GSD prepends particles/ to the logged name of per-particle quantities. The quantities are NumPy arrays with N_particles elements. Here are a few slices:

[13]:

traj[-1].log['particles/md/pair/LJ/energies'][0:10]

[13]:

array([-2.48199661, -2.12335126, -4.00387093, -2.63144287, -2.18554869,
       -2.32050608, -2.02647941, -2.44569987, -2.53925901, -2.40447241])

[14]:

traj[-1].log['particles/md/pair/LJ/forces'][0:10]

[14]:

array([[ -2.79783236,  -1.1447838 ,  -2.29953834],
       [  1.34913891,   2.73176148,  -2.13988326],
       [  3.18757211, -12.6700367 ,  -1.80576571],
       [ -4.70877614,   3.40071066,  -8.78080297],
       [  4.94235545,   6.16337821,  -6.97153234],
       [ -3.2043855 ,   0.18160722,  -1.14755586],
       [-10.73489983,   0.28556186,   4.2747685 ],
       [ -2.20080722,  -1.70941385,  16.53612282],
       [  4.01219479,   1.53498589,   3.94355533],
       [  2.1649503 ,   1.18676842,  -6.51449987]])
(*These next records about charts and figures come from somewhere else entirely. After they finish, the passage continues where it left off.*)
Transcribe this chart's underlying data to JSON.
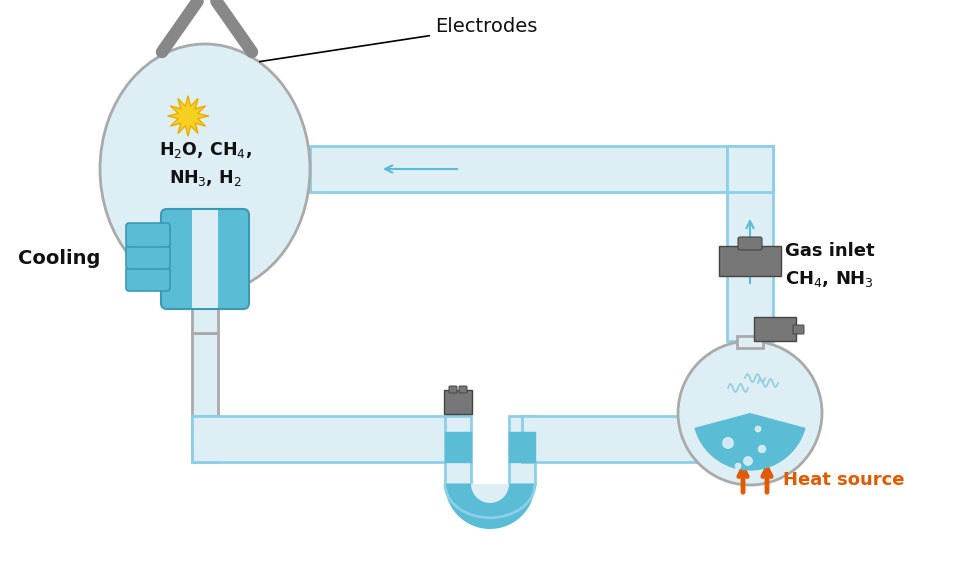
{
  "bg_color": "#ffffff",
  "tube_fill": "#ddeef5",
  "tube_stroke": "#8dcfe8",
  "cooling_blue": "#5bbcd6",
  "cooling_dark": "#3a9ab5",
  "water_blue": "#5bbcd6",
  "electrode_color": "#888888",
  "spark_yellow": "#f5d020",
  "spark_orange": "#e8a800",
  "valve_color": "#777777",
  "valve_dark": "#444444",
  "text_black": "#111111",
  "arrow_blue": "#5bbcd6",
  "heat_orange": "#e05a00",
  "flask_edge": "#aaaaaa",
  "tube_lw": 2.0,
  "tube_half": 0.23,
  "electrodes_label": "Electrodes",
  "cooling_label": "Cooling",
  "gas_inlet_1": "Gas inlet",
  "gas_inlet_2": "CH₄, NH₃",
  "heat_label": "Heat source",
  "flask_text_1": "H₂O, CH₄,",
  "flask_text_2": "NH₃, H₂"
}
You can use these arrays as inputs to any computation or plotting tools:

[15]:

numpy.mean(traj[-1].log['particles/md/pair/LJ/forces'], axis=0)

[15]:

array([ 5.03069808e-17,  1.64798730e-16, -2.04697370e-16])

[16]:

fig = matplotlib.figure.Figure(figsize=(5, 3.09))
ax = fig.add_subplot()
ax.hist(traj[-1].log['particles/md/pair/LJ/energies'], 100)
ax.set_xlabel('potential energy')
ax.set_ylabel('count')
fig

[16]:
../../_images/tutorial_02-Logging_02-Saving-Array-Quantities_29_0.svg

As with scalar quantities, the array quantities are stored separately in each frame. Use a loop to access a range of frames and compute time-series data or averages.

This is what the system looks like when you color the particles by the values in particles/md/pair/LJ/energies:

[17]:

render(traj[-1])

[17]:
../../_images/tutorial_02-Logging_02-Saving-Array-Quantities_32_0.png

In this section, you have logged per-particle quantities to a GSD file during a simulation run and accessed that data with a script. The next section of this tutorial demonstrates how to log particle shape information that OVITO can use.